Y así, el capitán González fue liberado, no como un vencedor, sino como un mensajero. Al salir de la selva, llevaba consigo no solo la herida en su mano, sino también la semilla de una duda que nunca antes había conocido: ¿quién era realmente el enemigo? ¿Estaba mal la esclavitud? Estas preguntas lo atormentarían en los días siguientes, mientras se recuperaba en Turbaco.
El gobernador Suazo lo recibió con frialdad, esperando un informe de victoria. Pero González, con la mirada perdida en el horizonte, solo pudo decir:
—Allí, en la selva, hay hombres que luchan por algo más que su libertad. Luchan por su dignidad. Y eso, excelencia, es algo que no podemos ignorar.
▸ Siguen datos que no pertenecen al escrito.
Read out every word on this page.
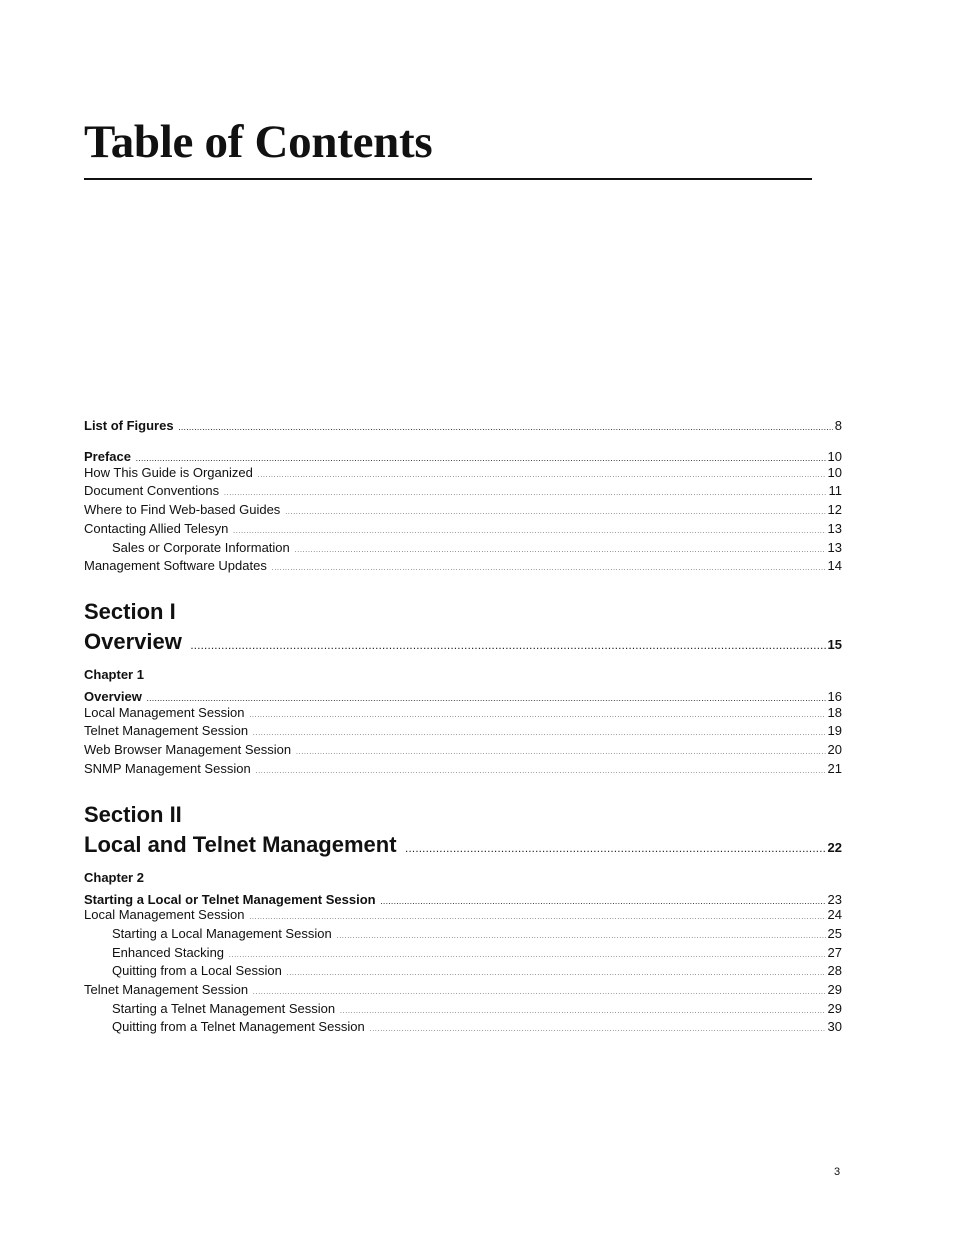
Table of Contents
List of Figures .....	8
Preface .....	10
How This Guide is Organized .....	10
Document Conventions .....	11
Where to Find Web-based Guides .....	12
Contacting Allied Telesyn .....	13
Sales or Corporate Information .....	13
Management Software Updates .....	14
Section I
Overview .....	15
Chapter 1
Overview .....	16
Local Management Session .....	18
Telnet Management Session .....	19
Web Browser Management Session .....	20
SNMP Management Session .....	21
Section II
Local and Telnet Management .....	22
Chapter 2
Starting a Local or Telnet Management Session .....	23
Local Management Session .....	24
Starting a Local Management Session .....	25
Enhanced Stacking .....	27
Quitting from a Local Session .....	28
Telnet Management Session .....	29
Starting a Telnet Management Session .....	29
Quitting from a Telnet Management Session .....	30
3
El gobernador frunció el ceño, pero no dijo nada. González sabía que su misión había fracasado, pero también que había ganado algo más valioso: la comprensión de que, en el fondo, todos los hombres buscan lo mismo: libertad, dignidad y respeto.
Y así, el joven capitán González, héroe de la corona, comenzó a cuestionar el mundo que había jurado defender, mientras el eco de las palabras del rey Bioho resonaba en su mente: "Aquí hay hombres libres, y seguiremos luchando hasta el final."